Ce bonhomme de 33 ans est déjà un grand sage, courtisé par les responsables politiques et sociaux, choyé par les éducateurs. Il est devenu copain avec l'abbé Pierre et a porte ouverte au ministère de l'intérieur. Quand Philippe Rodet lui parle de son idée, il lui répond tout de go. "Je vous trouve cinq cents jeunes quand vous voulez". Ils ont commencé avec des amis du docteur, des cousins, des collègues de bureau. Et ça marche. "Quand on reçoit le courrier, c'est la première lettre qu'on ouvre", dit un proche de Philippe Rodet. Pour l'instant, les jeunes jouent le jeu et répondent. "Dès qu'ils ont écrit, nous raconte l'un des responsables de l'association, ils sont impatients de recevoir la réponse. Ça va leur donner à réfléchir. Ça va leur donner une sorte de respect. Ici, ils ne se parlent presque plus entre eux. Ils ne savent plus dire bonjour. Et là, ils vont réapprendre à parler".

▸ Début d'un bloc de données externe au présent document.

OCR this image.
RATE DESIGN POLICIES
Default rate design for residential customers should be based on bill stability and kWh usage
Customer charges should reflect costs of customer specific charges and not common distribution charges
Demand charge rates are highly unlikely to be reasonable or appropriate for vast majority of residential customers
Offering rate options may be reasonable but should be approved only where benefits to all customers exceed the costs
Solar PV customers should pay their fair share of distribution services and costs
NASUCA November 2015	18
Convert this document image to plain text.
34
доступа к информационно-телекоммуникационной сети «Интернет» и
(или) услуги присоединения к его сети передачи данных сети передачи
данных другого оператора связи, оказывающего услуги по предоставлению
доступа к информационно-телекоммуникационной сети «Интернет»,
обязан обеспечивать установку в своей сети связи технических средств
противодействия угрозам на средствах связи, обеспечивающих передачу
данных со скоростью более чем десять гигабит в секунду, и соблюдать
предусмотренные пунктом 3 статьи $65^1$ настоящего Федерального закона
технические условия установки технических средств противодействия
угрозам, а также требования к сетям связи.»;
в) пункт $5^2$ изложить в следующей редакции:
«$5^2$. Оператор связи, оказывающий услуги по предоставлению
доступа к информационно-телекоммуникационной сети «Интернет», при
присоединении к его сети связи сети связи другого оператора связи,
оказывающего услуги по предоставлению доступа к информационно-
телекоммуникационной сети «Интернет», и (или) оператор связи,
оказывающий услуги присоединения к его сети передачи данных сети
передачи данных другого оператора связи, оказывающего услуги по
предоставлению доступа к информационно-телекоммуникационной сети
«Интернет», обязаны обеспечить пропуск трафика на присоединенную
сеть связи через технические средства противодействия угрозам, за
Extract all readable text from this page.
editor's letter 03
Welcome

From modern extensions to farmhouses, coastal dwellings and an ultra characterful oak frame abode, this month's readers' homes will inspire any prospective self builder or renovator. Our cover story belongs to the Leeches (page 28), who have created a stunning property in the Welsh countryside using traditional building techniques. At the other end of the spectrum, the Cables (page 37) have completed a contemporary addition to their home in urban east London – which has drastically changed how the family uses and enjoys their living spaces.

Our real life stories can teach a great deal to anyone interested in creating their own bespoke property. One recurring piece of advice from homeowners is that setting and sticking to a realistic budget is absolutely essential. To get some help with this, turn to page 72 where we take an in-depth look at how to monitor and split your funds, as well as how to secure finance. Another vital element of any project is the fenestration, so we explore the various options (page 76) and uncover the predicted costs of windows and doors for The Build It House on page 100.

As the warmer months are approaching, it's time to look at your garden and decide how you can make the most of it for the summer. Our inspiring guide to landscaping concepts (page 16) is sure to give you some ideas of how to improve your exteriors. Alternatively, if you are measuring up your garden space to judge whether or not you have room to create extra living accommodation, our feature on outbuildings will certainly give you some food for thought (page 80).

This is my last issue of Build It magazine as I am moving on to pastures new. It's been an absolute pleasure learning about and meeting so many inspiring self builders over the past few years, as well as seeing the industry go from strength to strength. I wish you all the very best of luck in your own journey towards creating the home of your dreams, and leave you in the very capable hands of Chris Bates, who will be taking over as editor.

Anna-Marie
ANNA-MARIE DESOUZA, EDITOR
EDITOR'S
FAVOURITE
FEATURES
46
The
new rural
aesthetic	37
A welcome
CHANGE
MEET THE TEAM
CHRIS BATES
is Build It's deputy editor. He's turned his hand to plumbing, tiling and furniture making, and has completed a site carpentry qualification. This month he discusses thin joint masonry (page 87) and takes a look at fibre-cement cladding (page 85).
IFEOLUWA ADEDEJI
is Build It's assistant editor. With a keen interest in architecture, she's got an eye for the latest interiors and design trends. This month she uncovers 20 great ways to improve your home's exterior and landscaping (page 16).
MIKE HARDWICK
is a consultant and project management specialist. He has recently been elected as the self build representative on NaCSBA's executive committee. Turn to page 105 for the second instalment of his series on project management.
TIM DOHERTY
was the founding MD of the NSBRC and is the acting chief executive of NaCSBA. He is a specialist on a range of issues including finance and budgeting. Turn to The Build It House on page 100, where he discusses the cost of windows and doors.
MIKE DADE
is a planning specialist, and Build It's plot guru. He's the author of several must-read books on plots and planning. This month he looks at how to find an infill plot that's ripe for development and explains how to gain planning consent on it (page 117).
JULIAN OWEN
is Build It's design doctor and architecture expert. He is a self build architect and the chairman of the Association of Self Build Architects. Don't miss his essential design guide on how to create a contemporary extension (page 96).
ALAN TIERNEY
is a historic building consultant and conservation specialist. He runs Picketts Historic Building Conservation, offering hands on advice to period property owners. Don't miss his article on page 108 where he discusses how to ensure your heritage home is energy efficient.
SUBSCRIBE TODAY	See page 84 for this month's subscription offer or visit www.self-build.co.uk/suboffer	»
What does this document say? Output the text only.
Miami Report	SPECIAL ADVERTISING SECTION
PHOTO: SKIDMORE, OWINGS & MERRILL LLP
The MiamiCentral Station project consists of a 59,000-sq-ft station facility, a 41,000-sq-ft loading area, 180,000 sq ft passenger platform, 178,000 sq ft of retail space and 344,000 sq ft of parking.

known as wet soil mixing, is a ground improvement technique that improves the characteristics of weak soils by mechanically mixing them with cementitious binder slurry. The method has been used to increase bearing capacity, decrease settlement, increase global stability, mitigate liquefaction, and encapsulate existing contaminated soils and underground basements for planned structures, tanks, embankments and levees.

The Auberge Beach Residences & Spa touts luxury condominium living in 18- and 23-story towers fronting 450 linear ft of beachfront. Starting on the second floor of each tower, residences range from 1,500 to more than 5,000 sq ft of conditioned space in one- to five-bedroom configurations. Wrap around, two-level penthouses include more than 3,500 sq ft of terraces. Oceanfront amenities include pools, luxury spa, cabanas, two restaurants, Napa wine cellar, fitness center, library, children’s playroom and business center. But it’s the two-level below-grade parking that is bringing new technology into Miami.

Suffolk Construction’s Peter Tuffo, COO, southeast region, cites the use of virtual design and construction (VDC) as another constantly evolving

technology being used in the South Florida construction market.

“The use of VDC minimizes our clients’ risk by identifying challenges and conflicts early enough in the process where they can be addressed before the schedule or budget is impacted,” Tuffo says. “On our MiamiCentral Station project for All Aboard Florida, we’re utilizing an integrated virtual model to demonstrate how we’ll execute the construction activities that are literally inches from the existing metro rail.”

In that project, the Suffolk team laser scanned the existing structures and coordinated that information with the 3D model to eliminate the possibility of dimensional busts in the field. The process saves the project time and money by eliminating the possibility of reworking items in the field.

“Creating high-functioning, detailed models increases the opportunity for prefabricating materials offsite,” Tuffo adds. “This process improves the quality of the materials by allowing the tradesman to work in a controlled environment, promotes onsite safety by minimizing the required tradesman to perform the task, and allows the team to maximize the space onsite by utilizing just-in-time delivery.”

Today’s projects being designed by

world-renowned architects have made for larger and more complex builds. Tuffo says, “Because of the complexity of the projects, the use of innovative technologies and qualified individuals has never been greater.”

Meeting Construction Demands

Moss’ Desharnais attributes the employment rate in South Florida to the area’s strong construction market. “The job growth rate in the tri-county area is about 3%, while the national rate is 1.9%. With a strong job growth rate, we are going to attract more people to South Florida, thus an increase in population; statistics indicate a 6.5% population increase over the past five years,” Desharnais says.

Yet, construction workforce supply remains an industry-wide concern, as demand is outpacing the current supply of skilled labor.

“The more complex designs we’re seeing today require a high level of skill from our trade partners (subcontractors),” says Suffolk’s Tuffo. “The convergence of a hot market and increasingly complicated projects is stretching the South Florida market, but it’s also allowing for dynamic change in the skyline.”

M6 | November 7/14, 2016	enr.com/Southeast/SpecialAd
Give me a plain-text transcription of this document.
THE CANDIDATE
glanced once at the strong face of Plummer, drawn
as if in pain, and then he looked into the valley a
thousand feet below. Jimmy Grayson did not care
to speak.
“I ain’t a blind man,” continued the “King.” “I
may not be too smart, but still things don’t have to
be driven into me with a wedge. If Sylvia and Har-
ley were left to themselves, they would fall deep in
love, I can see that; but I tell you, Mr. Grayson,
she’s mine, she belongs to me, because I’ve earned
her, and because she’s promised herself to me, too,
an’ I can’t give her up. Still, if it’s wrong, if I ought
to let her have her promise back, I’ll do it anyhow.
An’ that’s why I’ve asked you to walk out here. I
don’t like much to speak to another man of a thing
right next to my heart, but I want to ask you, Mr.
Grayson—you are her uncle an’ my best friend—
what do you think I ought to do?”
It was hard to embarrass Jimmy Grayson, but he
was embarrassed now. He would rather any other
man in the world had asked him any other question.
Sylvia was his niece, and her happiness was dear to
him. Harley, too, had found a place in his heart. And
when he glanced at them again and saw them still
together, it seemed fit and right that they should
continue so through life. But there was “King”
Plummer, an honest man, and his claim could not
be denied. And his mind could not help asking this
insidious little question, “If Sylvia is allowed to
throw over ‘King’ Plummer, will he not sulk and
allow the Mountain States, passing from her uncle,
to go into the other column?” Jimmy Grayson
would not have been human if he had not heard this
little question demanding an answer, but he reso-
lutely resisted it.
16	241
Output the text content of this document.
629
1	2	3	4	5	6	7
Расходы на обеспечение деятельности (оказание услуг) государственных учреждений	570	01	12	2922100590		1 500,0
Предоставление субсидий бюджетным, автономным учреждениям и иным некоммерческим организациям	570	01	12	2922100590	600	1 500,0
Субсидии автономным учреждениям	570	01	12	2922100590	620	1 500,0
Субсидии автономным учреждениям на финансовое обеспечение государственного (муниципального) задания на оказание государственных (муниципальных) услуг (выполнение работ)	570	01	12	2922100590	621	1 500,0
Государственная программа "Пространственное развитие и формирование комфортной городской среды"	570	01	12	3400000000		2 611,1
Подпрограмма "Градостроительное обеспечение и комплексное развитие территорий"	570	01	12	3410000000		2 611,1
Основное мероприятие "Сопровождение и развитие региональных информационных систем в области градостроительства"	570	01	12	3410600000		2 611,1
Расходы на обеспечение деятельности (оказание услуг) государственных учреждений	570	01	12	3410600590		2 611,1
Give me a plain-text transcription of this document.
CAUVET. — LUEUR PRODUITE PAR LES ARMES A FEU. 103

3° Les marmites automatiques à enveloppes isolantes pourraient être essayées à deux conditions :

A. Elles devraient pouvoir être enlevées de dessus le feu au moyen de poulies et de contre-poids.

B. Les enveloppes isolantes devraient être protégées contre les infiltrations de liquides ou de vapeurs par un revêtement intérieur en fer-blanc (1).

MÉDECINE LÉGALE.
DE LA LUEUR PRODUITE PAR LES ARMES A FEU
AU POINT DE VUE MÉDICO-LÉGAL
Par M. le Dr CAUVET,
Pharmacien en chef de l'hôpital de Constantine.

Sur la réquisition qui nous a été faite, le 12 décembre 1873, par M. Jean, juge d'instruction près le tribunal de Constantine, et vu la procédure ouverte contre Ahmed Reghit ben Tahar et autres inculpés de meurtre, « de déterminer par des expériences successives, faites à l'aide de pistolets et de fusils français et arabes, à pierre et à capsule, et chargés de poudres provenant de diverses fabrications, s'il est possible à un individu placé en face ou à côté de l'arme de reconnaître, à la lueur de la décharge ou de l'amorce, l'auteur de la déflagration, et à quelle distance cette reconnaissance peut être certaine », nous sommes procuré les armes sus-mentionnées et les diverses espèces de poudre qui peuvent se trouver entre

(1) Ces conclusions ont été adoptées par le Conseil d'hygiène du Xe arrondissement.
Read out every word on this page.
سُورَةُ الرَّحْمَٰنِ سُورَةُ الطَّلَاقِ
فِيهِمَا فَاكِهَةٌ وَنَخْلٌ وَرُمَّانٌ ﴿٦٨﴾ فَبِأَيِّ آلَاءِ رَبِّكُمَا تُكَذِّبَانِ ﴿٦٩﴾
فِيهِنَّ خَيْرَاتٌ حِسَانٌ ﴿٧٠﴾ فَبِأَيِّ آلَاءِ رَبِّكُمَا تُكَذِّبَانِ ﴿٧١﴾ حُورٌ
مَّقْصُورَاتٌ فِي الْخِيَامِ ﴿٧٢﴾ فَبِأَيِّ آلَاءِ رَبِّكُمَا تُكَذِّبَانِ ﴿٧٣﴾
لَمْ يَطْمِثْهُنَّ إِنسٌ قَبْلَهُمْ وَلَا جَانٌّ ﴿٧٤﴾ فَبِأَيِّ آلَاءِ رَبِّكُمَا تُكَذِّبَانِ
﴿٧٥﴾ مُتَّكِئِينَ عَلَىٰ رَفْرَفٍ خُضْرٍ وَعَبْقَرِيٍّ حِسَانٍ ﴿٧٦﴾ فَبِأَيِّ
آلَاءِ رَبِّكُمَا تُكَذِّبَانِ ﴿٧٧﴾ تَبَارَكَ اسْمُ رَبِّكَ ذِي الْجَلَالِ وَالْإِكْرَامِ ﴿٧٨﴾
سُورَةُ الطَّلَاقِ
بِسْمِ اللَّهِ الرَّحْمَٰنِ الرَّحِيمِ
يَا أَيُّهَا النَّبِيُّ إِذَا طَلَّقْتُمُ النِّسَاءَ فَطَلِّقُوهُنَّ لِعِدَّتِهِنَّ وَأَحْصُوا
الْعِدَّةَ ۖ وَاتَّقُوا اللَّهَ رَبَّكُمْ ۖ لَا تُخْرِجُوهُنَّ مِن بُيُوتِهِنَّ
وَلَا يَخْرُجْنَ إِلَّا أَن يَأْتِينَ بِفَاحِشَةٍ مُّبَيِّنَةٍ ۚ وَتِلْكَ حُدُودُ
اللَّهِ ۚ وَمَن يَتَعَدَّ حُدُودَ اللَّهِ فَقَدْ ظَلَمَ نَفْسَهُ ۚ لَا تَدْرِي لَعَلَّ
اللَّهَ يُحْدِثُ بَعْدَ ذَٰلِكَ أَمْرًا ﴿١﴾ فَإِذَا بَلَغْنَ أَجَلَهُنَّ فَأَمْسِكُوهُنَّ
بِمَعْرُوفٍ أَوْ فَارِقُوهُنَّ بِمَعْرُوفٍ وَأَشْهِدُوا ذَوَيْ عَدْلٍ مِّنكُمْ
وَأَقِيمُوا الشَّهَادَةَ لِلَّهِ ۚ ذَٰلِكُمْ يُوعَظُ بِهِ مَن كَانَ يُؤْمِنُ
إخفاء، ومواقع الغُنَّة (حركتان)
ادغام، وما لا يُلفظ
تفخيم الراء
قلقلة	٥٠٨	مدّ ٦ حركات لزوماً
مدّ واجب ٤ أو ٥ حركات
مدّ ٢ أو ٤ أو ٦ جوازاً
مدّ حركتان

Stéphane Méterfi suggère d'étendre l'idée à un troisième interlocuteur : un jeune d'un pays sous-développé. Ce serait une correspondance à trois. Un adulte, un jeune des banlieues françaises et un jeune d'un pays en développement. L'affaire est enclenchée, elle s'appelle "Fraternité, j'écris ton nom". La Fondation de la Poste s'intéresse elle aussi à cette idée. "Elle veut mettre en avant l'écrit comme lien social et nous propose de trouver des adultes par le biais des bureaux de poste". Philippe Rodet sent que son idée accroche. "Écrire, c'est reconnaître l'autre. C'est le considérer et déjà le comprendre". Le chanteur Cheb Mami, le rappeur Tonton David ont apporté leur soutien. Le groupe de danseurs les Yamakasi soutiennent et écrivent eux aussi à un jeune. "Il faudrait, lâche Stéphane Méterfi, que chaque ministre écrive à un jeune des banlieues". Il rêve, Stéphane. À moins que...

Dominique Gerbaud

Jeunes en quête de correspondants
Il va falloir trouver des adultes pour correspondre avec ces jeunes. Juste une fois par mois. Philippe Rodet en parle à quelques amis. Un prêtre l'encourage. "Votre projet marchera parce que vous amenez de la générosité, et ce monde en a besoin". René Rémond, académicien, suit l'affaire avec intérêt, "on peine moins qu'on ne le pense à faire dialoguer des jeunes avec des adultes, y compris avec des gens d'une autre religion, vous avez raison d'en parler à La Croix. Leurs lecteurs seront intéressés et écriront". Fort de ce pronostic encourageant, Philippe Rodet revoit Stéphane Méterfi. "Des lecteurs chrétiens sauront sûrement comprendre des jeunes des banlieues, ce serait super qu'ils écrivent". Ils recherchent donc des noms. Pour correspondre avec un jeune, il suffit de passer par l'association "l'Élan Nouveau des Citoyens" qui donnera le nom d'un jeune. Le seul engagement est d'écrire.